Kamis, 17 Maret 2016

Hijrah

Makna Hijrah Dalam Kehidupan
Tiada ucapan yang layak untuk kita sanjungkan kepada Allah, kecuali rasa syukur kita yang amat dalam atas segala nikmat dan karunia yang diberikan oleh Allah kepada kita, sehingga kita masih diberi-Nya kesempatan untuk menikmati hidup dan kehidupan di tahun baru ini, tahun 1434 Hijriah. Semoga dalam menapaki hidup dan kehidupan ini Allah ta’ala akan selalu memberikan kekuatan dan ketabahan kepada kita sehingga kita dapat memperoleh rida-Nya.

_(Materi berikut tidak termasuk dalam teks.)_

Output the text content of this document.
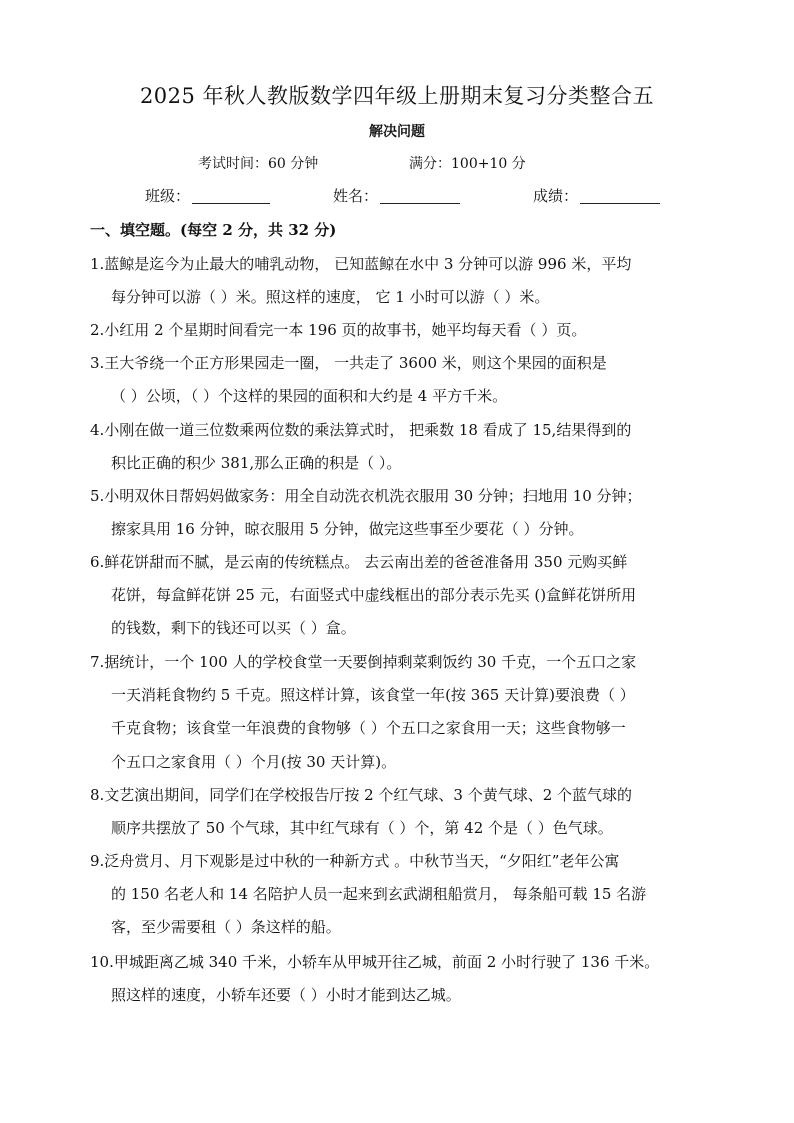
2025 年秋人教版数学四年级上册期末复习分类整合五
解决问题
考试时间：60 分钟	满分：100+10 分
班级：	姓名：	成绩：
一、填空题。(每空 2 分，共 32 分)
1.蓝鲸是迄今为止最大的哺乳动物， 已知蓝鲸在水中 3 分钟可以游 996 米，平均
每分钟可以游（ ）米。照这样的速度， 它 1 小时可以游（ ）米。
2.小红用 2 个星期时间看完一本 196 页的故事书，她平均每天看（ ）页。
3.王大爷绕一个正方形果园走一圈， 一共走了 3600 米，则这个果园的面积是
（ ）公顷，（ ）个这样的果园的面积和大约是 4 平方千米。
4.小刚在做一道三位数乘两位数的乘法算式时， 把乘数 18 看成了 15,结果得到的
积比正确的积少 381,那么正确的积是（ ）。
5.小明双休日帮妈妈做家务：用全自动洗衣机洗衣服用 30 分钟；扫地用 10 分钟；
擦家具用 16 分钟，晾衣服用 5 分钟，做完这些事至少要花（ ）分钟。
6.鲜花饼甜而不腻，是云南的传统糕点。 去云南出差的爸爸准备用 350 元购买鲜
花饼，每盒鲜花饼 25 元，右面竖式中虚线框出的部分表示先买 ()盒鲜花饼所用
的钱数，剩下的钱还可以买（ ）盒。
7.据统计，一个 100 人的学校食堂一天要倒掉剩菜剩饭约 30 千克，一个五口之家
一天消耗食物约 5 千克。照这样计算，该食堂一年(按 365 天计算)要浪费（ ）
千克食物；该食堂一年浪费的食物够（ ）个五口之家食用一天；这些食物够一
个五口之家食用（ ）个月(按 30 天计算)。
8.文艺演出期间，同学们在学校报告厅按 2 个红气球、3 个黄气球、2 个蓝气球的
顺序共摆放了 50 个气球，其中红气球有（ ）个，第 42 个是（ ）色气球。
9.泛舟赏月、月下观影是过中秋的一种新方式 。中秋节当天，“夕阳红”老年公寓
的 150 名老人和 14 名陪护人员一起来到玄武湖租船赏月， 每条船可载 15 名游
客，至少需要租（ ）条这样的船。
10.甲城距离乙城 340 千米，小轿车从甲城开往乙城，前面 2 小时行驶了 136 千米。
照这样的速度，小轿车还要（ ）小时才能到达乙城。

Awwal bulan Muharram 1434 Hijriah,sebagai awwal tahun baru islam hari yang teramat mulia , ada baiknya kita melakukan perenungan kembali tentang apa yang telah kita lakukan selama kita menempuh kehidupan ini. Ada baiknya kita mengevaluasi sudah seberapa banyak amal yang telah kita lakukan untuk bekal kehidupan kita di akhirat kelak. Mari kita coba membuat perhitungan sebelum Allah sendiri nanti yang menghitungnya di Yaumul Hisab.

Rasulullah pernah bersabda : Tidak akan bergeser telapak kaki seorang hamba pada hari kiamat kelak, sehingga ia dapat mempertanggung jawabkan empat hal :  

pertama : tentang umurnya, untuk apa dihabiskan,  
kedua : tentang ilmunya, apa yang telah dia sumbangsihkan (dihasilkannya),  
ketiga : tentang hartanya, bagaimana ia memper-olehnya dan untuk apa saja ia pergunakan, dan 
keempat : fisiknya (jasmaninya), dalam hal apa ia kurbankan.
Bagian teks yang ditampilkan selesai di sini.